O investimento estrangeiro direto na América Latina caiu drasticamente no ano passado, com os investidores voltando suas atenções para outras regiões, fenômeno este, em grande parte explicado pelo mau desempenho econômico da região. De acordo com uma análise recente sobre o tema, o investimento de capital na região caiu 39 %, enquanto o número de projetos de investimentos diretos de tipo greenfield diminuíram 16% em 2014. Neste contexto, o investimento chinês fornece uma ajuda oportuna.

No ano de 2014, um grande mudança surgiu no setor de investimentos da China. Pela primeira vez na história, o investimento direto no exterior da China ultrapassou o investimento estrangeiro direto na China, tornando o país um exportador de capital. Embora a China seja apenas o 12º maior investidor no Brasil, o potencial a ser explorado é enorme.

Pode se argumentar que as relações China-Brasil estão em uma fase de transição. Ambos os lados estão engajados em superar o comércio de commodities e avançar para uma cooperação mais profunde em diversos outros aspectos. Os papéis que a China e o Brasil desempenham em instituições emergentes como o Asian Infrastructure Investiment Bank (AIIB) e o Banco de Desenvolvimento dos BRICS são sinais claros dessa tendência.

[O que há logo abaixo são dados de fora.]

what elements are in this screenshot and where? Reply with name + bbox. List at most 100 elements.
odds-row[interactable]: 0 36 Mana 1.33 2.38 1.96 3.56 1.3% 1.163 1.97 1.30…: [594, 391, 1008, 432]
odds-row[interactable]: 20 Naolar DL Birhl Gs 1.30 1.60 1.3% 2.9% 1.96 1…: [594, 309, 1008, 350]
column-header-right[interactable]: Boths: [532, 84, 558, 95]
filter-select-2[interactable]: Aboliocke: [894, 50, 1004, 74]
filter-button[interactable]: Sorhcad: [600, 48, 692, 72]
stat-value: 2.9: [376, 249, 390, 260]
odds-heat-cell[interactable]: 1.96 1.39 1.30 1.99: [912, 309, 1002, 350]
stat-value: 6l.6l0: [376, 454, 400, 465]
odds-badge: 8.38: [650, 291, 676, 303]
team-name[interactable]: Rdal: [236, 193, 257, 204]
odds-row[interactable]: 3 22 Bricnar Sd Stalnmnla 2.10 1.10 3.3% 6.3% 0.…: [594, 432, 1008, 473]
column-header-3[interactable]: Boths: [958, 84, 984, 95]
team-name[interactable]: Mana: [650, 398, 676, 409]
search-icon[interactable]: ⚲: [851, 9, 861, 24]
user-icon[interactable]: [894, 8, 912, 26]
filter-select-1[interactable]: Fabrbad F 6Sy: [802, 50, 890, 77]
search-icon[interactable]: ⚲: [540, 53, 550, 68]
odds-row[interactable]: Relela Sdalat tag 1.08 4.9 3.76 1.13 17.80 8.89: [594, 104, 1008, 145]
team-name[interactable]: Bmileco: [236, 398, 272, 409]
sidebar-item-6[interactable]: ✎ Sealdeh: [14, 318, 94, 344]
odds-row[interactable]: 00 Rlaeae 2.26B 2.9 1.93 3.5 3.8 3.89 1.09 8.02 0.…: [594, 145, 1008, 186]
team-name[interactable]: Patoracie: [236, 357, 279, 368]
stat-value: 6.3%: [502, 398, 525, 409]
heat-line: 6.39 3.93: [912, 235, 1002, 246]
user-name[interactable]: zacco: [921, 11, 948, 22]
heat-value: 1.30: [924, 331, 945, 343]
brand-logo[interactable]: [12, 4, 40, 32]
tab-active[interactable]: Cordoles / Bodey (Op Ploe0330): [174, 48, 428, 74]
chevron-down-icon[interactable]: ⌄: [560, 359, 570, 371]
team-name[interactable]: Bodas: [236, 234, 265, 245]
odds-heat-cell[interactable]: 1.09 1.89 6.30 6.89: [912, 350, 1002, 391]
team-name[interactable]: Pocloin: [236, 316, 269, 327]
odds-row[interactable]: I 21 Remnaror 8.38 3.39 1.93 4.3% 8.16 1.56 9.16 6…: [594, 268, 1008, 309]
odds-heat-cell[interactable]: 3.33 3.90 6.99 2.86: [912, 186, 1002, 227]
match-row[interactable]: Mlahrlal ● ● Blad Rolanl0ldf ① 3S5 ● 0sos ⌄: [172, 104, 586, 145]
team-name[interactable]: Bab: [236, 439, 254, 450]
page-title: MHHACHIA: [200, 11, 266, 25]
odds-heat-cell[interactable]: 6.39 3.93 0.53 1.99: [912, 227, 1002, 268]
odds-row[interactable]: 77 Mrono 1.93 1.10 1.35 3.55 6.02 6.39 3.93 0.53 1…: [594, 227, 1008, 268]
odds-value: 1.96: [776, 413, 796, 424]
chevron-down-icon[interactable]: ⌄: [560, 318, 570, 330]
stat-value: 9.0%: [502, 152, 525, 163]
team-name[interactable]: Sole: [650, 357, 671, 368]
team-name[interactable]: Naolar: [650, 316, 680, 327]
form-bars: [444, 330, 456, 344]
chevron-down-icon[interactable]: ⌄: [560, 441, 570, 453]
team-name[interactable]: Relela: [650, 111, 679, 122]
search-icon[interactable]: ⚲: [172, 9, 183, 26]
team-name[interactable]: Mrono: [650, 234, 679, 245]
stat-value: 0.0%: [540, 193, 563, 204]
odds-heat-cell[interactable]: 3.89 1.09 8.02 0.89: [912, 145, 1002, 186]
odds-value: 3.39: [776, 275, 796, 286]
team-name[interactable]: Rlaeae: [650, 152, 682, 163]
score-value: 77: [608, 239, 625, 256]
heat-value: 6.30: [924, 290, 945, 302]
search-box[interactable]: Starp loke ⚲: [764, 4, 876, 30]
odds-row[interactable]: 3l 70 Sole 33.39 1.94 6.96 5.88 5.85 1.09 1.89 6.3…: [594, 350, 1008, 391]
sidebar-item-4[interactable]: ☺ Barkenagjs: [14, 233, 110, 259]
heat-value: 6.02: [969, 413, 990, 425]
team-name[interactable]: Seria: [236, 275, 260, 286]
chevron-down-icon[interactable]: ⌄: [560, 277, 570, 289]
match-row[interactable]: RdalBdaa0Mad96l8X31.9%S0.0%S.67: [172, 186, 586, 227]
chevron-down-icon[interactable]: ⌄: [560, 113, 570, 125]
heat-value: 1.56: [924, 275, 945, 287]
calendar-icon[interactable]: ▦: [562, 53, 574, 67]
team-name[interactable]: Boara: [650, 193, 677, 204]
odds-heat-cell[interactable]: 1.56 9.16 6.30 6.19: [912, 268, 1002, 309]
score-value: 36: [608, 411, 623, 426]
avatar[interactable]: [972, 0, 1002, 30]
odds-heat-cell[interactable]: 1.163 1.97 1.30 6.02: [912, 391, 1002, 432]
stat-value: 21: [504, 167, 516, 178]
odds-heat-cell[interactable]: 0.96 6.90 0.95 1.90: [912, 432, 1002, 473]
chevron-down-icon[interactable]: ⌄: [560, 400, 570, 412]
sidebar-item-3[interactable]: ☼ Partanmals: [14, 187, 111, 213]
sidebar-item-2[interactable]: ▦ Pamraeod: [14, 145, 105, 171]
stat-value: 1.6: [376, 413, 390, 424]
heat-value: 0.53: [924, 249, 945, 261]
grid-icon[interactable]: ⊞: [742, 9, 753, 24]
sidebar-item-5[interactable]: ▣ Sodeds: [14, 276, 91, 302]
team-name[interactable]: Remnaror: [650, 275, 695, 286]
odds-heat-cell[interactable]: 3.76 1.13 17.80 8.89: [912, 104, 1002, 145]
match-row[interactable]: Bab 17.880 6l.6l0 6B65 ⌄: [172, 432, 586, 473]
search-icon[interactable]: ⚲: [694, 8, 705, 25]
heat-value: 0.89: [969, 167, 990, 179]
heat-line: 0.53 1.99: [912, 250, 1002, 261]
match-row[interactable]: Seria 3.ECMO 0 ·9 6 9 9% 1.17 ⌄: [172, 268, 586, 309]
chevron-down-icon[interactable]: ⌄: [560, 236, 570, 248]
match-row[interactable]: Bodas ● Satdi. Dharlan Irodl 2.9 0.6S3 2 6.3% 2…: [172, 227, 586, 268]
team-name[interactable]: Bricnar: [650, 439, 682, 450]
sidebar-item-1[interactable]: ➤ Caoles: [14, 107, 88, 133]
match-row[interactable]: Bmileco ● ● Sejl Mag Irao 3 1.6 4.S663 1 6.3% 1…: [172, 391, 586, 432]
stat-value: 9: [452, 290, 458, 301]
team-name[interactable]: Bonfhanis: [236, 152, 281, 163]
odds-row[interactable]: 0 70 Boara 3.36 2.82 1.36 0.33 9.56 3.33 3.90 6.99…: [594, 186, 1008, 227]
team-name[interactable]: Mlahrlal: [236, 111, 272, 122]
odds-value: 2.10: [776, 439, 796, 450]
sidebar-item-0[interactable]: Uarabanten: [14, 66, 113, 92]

O Brasil foi o primeiro país a firmar uma parceria estratégica com a China no mundo. Como se trata de uma parceira de longa data, o Brasil irá desempenhar um papel chave nos planos chineses para a América Latina, não apenas na esfera econômica, mas também na política.

* Cui Shoujun é Diretor do Centro de Estudos Latino Americanos da Universidade do Povo da China (Renmin University of China) e pesquisador da Academia Nacional de Desenvolvimento e Estratégia.

* Gaio Doria é historiador pela Universidade Federal Fluminense, mestre em Economia Chinesa pela Universidade do Povo da China (Renmin University of China) e doutorando no Departamento de Marxismo na mesma universidade.